Now, Bert Mendelson, in his "Introduction to Topology" (3rd ed. 1975, Dover Publications), gives this exercise in his chapter 3, section 2 "Topological Spaces" exercise 3:
"Let $(\mathbb R^n, d)$ and $(\mathbb R^n, d')$ be defined as"
$d(x,y) = \displaystyle \max_{1 \le i \le n} \{|x_i – y_i\}$ (the Chebyshev or chessboard metric)
$d'(x,y) = \left({\displaystyle \sum_{i = 1}^n (x_i – y_i)^2}\right)^{1/2}$ (the usual Euclidean metric)
Prove that the two metric spaces $(\mathbb R^n, d)$ and $(\mathbb R^n, d')$ give rise to the same topological space."
Now this can be straightforwardly addressed (probably, I haven't gone through the motions) of constructing $\tau$ and $\tau'$ corresponding to $d$ and $d'$ respectively, and demonstrating that an arbitrary open set of $\tau$ is in $\tau'$ and an arbitrary open set of $\tau'$ is in $\tau$.
But (as an exercise set in a different work, i.e. W.A. Sutherland's "Introduction to Metric and Topological Spaces") I have already proved that these two spaces are Lipschitz equivalent:
$$d' (x, y) \ge d (x, y) \ge \dfrac 1 2 d' (x, y)$$
and thence, by another result that I have a proof of that Lipschitz equivalent metrics are topologically equivalent in the sense as defined as in $(1)$ above, that they are in fact now proved to be topologically equivalent.
If I could use the result that "two metrics on the same set are topologically equivalent if they give rise to equal topologies (in the sense that the open sets of one are exactly the open sets of the other), then I can answer the question in Mendelson by merely quoting my result above (which I arrived at via that long route via Lipschitz equivalence) that $(\mathbb R^n, d)$ and $(\mathbb R^n, d')$ are proven to be topologically equivalent.
But is it actually the case that "two metrics on the same set are always topologically equivalent if and only if they give rise to equal topologies"?
I have never seen that result stated formally (although I admit I have not read all that widely), and so I am wondering whether, as it has not been so stated, whether it is actually true or not?
Best Answer
I address some of these issues in this older answer.
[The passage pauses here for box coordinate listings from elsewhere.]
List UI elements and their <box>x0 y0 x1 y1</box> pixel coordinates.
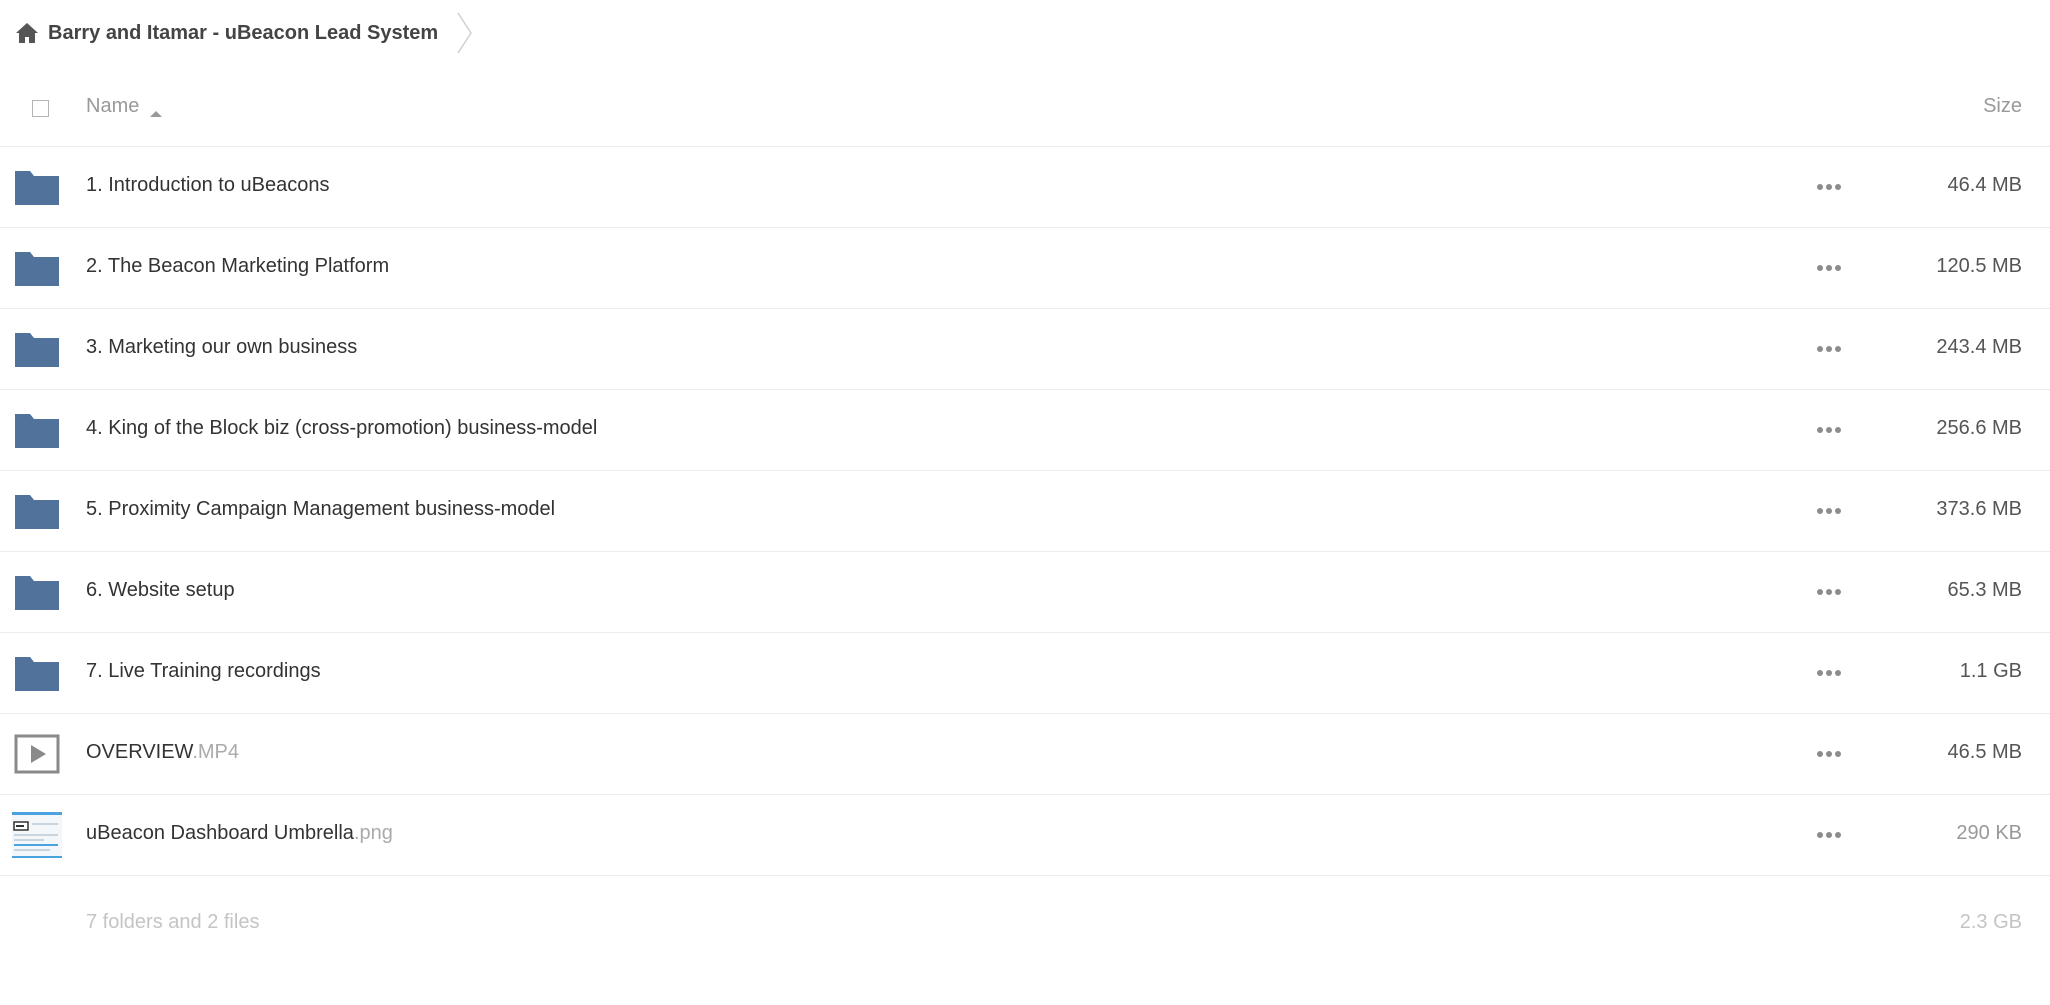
folder-icon <box>14 489 60 533</box>
more-options-icon[interactable] <box>1815 744 1843 764</box>
file-name-link[interactable]: 7. Live Training recordings <box>86 660 321 683</box>
file-table: Name Size 1. Introduction to uBeacons 46.… <box>0 75 2050 972</box>
image-thumbnail <box>12 810 62 858</box>
size-column-header[interactable]: Size <box>1983 95 2022 118</box>
more-options-icon[interactable] <box>1815 258 1843 278</box>
file-extension: .MP4 <box>192 741 240 763</box>
table-row[interactable]: 7. Live Training recordings 1.1 GB <box>0 633 2050 714</box>
table-row[interactable]: 4. King of the Block biz (cross-promotio… <box>0 390 2050 471</box>
folder-icon <box>14 246 60 290</box>
table-row[interactable]: 3. Marketing our own business 243.4 MB <box>0 309 2050 390</box>
folder-icon <box>14 651 60 695</box>
folder-icon <box>14 570 60 614</box>
more-options-icon[interactable] <box>1815 663 1843 683</box>
file-name-link[interactable]: 2. The Beacon Marketing Platform <box>86 255 389 278</box>
file-size: 373.6 MB <box>1936 498 2022 520</box>
breadcrumb-title[interactable]: Barry and Itamar - uBeacon Lead System <box>48 22 438 45</box>
file-size: 65.3 MB <box>1947 579 2022 601</box>
name-column-label: Name <box>86 95 140 117</box>
file-name: 7. Live Training recordings <box>86 660 321 682</box>
file-size: 243.4 MB <box>1936 336 2022 358</box>
table-row[interactable]: 1. Introduction to uBeacons 46.4 MB <box>0 147 2050 228</box>
more-options-icon[interactable] <box>1815 501 1843 521</box>
breadcrumb: Barry and Itamar - uBeacon Lead System <box>14 10 474 56</box>
file-size: 1.1 GB <box>1959 660 2022 682</box>
file-size: 290 KB <box>1956 822 2022 844</box>
summary-row: 7 folders and 2 files 2.3 GB <box>0 876 2050 972</box>
file-name: uBeacon Dashboard Umbrella <box>86 822 354 844</box>
file-name-link[interactable]: 6. Website setup <box>86 579 235 602</box>
more-options-icon[interactable] <box>1815 420 1843 440</box>
folder-icon <box>14 165 60 209</box>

But in short: yes $(X,d_1)$ and $(X,d_2)$ are exactly topologically equivalent iff $d_1$ and $d_2$ induce the exact same topology on their set $X$. If the metrics are Lipschitz-equivalent (as they will always be on $\Bbb R^n$, if they come from a norm..., as your examples) then they will be topologically equivalent, but the reverse need not need hold. This is related to the so-called uniform structure on a metric space. Two metrics can be non-equivalent for Cauchy sequences and uniform continuity, but still topologically equivalent.
In topology we typically only care about the topology the metric induces. A metric has other uses, but in pure general topology we choose to ignore them.